Reproducing TPC-DS Qualification Results
TPC-DS ("Decision Support") is a standardized database benchmark. The benchmark toolkit contains reference ("qualification") queries and results. These are quite useful to check data management systems for bugs, as data, query and result are known and standardized.
However, as so often, reality is not so easy. The reference answers that ship with TPC-DS are quite broken, both from a syntactical and semantic perspective. In this repository, we present a cleaned and corrected set of TPC-DS queries and reference answers. We also include a tool (
roundingdiff.py) that can automatically check sets of query answers against the reference in this repository, allowing some minor numerical drift.
Since there were serious issues with several reference results, we have fixed them by consensus (two ore more actual systems agreeing) where neccessary.
In addition, we have included results froms several popular data management systems for further reference, Oracle, SQL Server, DB2, PostgreSQL, HyPer and MonetDB. The plot below shows how these systems agree with the reference results in this repo. Some slides about the effort are available as well.
The qualification queries were created by replacing the qualification values from the TPC-DS spec in the query templates. In addition, we have reformulated the queries to be more compatible with a broad range of systems. Queries range from 1 to 99. The original query templates 14, 23, 24 and 39 contained two queries, they were split up in query 14a and 14b, etc. Where applicable, we use the "alternative" templates without the
ROLLUP keyword. In addition, we have modified the queries in some places slightly to improve compatibility (e.g. rounding,
|| operator etc.).
Because databases cannot agree whether NULL values should be first or last in sorting order, there are two sets of reference results,
answer_sets_nulls_first (Oracle, SQL Server and MonetDB) and
answer_sets_nulls_last (DB2, PostgreSQL and HyPer).
Here is a plot of the results. Green means results match the (fixed) references, yellow means some differences remain and red means the system failed to create a result for the query.
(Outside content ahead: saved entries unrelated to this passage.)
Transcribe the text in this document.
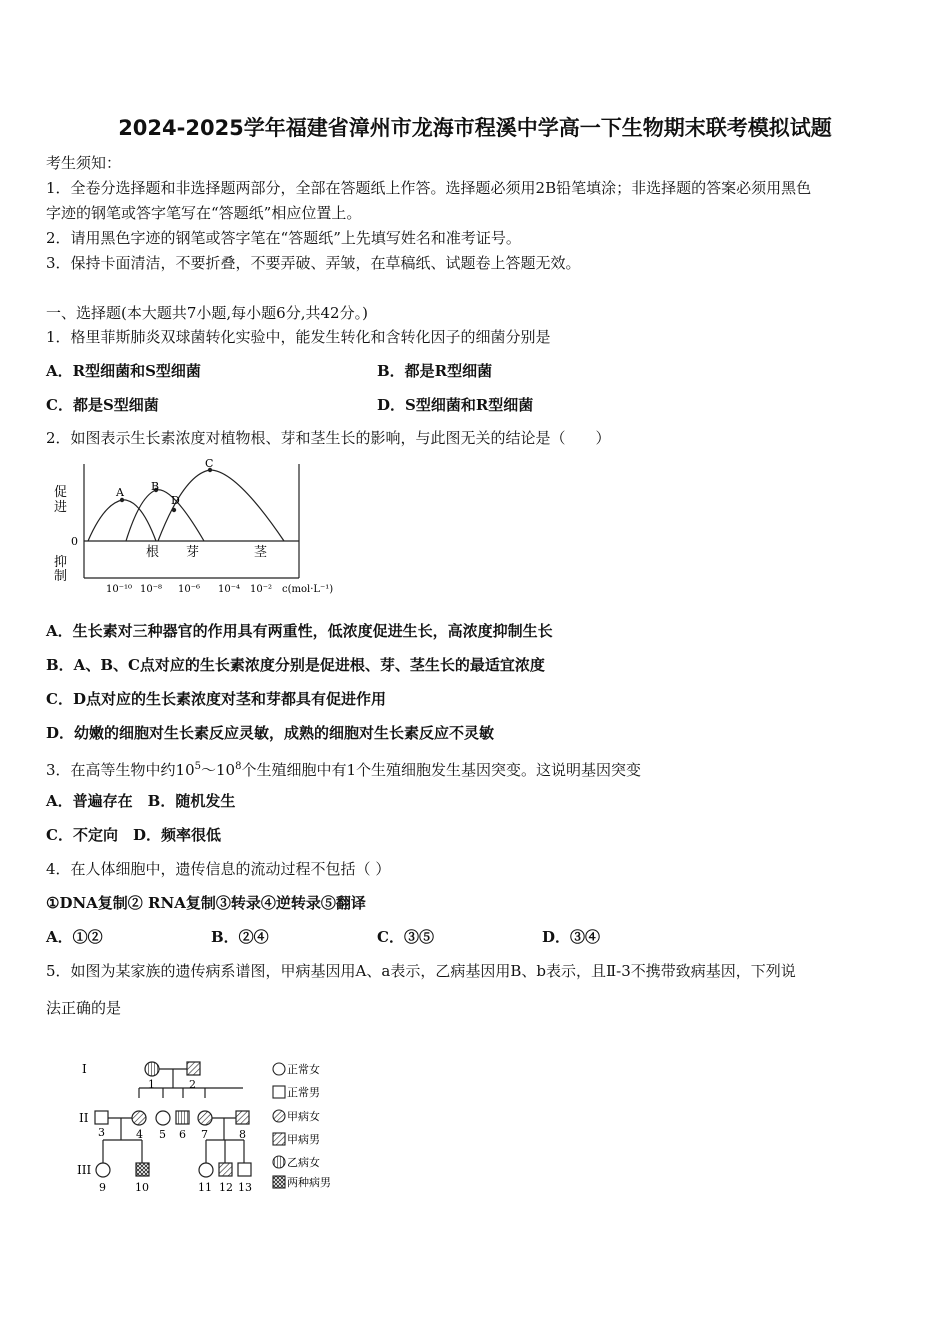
2024-2025学年福建省漳州市龙海市程溪中学高一下生物期末联考模拟试题
考生须知：
1．全卷分选择题和非选择题两部分，全部在答题纸上作答。选择题必须用2B铅笔填涂；非选择题的答案必须用黑色
字迹的钢笔或答字笔写在“答题纸”相应位置上。
2．请用黑色字迹的钢笔或答字笔在“答题纸”上先填写姓名和准考证号。
3．保持卡面清洁，不要折叠，不要弄破、弄皱，在草稿纸、试题卷上答题无效。
一、选择题(本大题共7小题,每小题6分,共42分。)
1．格里菲斯肺炎双球菌转化实验中，能发生转化和含转化因子的细菌分别是
A．R型细菌和S型细菌	B．都是R型细菌
C．都是S型细菌	D．S型细菌和R型细菌
2．如图表示生长素浓度对植物根、芽和茎生长的影响，与此图无关的结论是（　　）
促
进
抑
制
0
A B
C
D
根 芽	茎
10⁻¹⁰ 10⁻⁸ 10⁻⁶ 10⁻⁴ 10⁻² c(mol·L⁻¹)
A．生长素对三种器官的作用具有两重性，低浓度促进生长，高浓度抑制生长
B．A、B、C点对应的生长素浓度分别是促进根、芽、茎生长的最适宜浓度
C．D点对应的生长素浓度对茎和芽都具有促进作用
D．幼嫩的细胞对生长素反应灵敏，成熟的细胞对生长素反应不灵敏
3．在高等生物中约$10^5\sim 10^8$个生殖细胞中有1个生殖细胞发生基因突变。这说明基因突变
A．普遍存在　B．随机发生
C．不定向　D．频率很低
4．在人体细胞中，遗传信息的流动过程不包括（ ）
①DNA复制② RNA复制③转录④逆转录⑤翻译
A．①②	B．②④	C．③⑤	D．③④
5．如图为某家族的遗传病系谱图，甲病基因用A、a表示，乙病基因用B、b表示，且Ⅱ-3不携带致病基因，下列说
法正确的是
I
II
III
1	2
3	4 5 6 7	8
9	10	11 12 13
正常女
正常男
甲病女
甲病男
乙病女
两种病男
All reference results are given as tab-separated files, without any quotes, headers or other fluff. Reference results are named
XYZ.sql is the name of the query that produced them in the
query_qualification folder. The whole set of reference results can be compared with experiment results using the
roundingdiff.py script, for example
./roundingdiff.py answer_sets_nulls_last systems_results/hyper/answer_sets
Individual query results can be compared like so:
./roundingdiff.py answer_sets_nulls_last/01.ans systems_results/hyper/answer_sets/01.ans
The output of the folder comparision can be used in the
plot-matrix.R script for visualization. If you are looking for a copy of the TPC-DS Scale Factor 1 Qualification dataset, we provide a copy as a direct download.
The repo also contains a
Makefile that will produce our plot from the answer files in the repository. Extend as desired.
We welcome and value additions or corrections to this repo through pull requests.